I was in a hostel, a stop-off for impossible kids in east London somewhere. I’d been there a couple of days, walked in off the streets half-starved, because I had to. They were still trying to get hold of me. They were still trying to find out who I was.
I wasn’t going to tell them.
It was a tired place run by tired people. It smelled of cigarettes and floor polish and soup. They gave me old clothes, washed thin and mended and almost the right size. They asked me lots of questions in return for two meals and a dry place to sleep.
I tried to be grateful, but I didn’t speak to them.
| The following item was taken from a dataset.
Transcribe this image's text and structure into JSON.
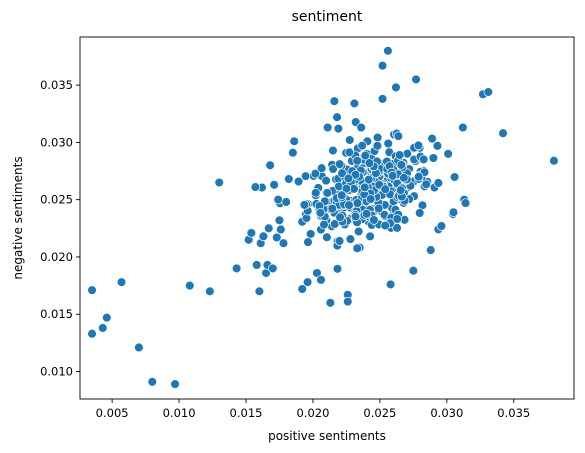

They locked me in a storeroom for fighting. Hot and airless, four pale walls, a shut and rusted filing cabinet, a shelf piled with papers, a stack of chairs.
The boy I fought with was hurt. That’s why I was locked up really, for winning. You’re not allowed to do that. I don’t remember his name. I don’t remember what the fight was about even.
I was in there for over two hours. I wanted to wreck it. I watched myself doing it, somewhere in my head.
I heard one of them coming, saw the wavering, moss-coloured shape of her through the mottled glass of the door. I banged on it hard. She stopped and turned and took a quick breath of her disappointed air.
Her voice was small and jumpy. “What do you want?” she said.
“I want you to let me out.”
“I can’t do that.”
I put my head against the cold skin of the wall. “Please help me,” I said.
“Are you hurt?” she said. “Are you bleeding?”
“I’m thirsty.”
She didn’t say anything.
“You can’t deprive me of water.”
“I’ll go and ask,” she said, and through the glass she warped and gathered and was gone.
I counted to four hundred and thirty-eight.
When she came back, she had someone else with her. They unlocked the door and swooped in with a plastic cup half-filled with water. I drank it down in one. It wasn’t enough.
The man had a hooked nose and loose, curly hair. I’d seen him before, but not her. He sounded like keys jangling.
He said, “Have you finished fighting?”
I shrugged. “Probably not.”
I didn’t like the way the woman was looking at me. I stared back so she would stop, but she didn’t. Between us there was just the blood in my ears, pounding and pumping, and the look on her face.
She kept her eyes on me while she spoke to the man, and when she left the room. “Hang on a minute, would you? I’ll be right back.”
The man sat in one of the chairs, shifting, trying hard to look relaxed. He leaned towards me and his black eyes blinked, quick and vigilant, like a bird’s. I wondered if he minded being alone with me. I wondered if he was afraid.
“Why won’t you tell us your name?” he said.
I pretended he wasn’t there. I pretended he wasn’t talking.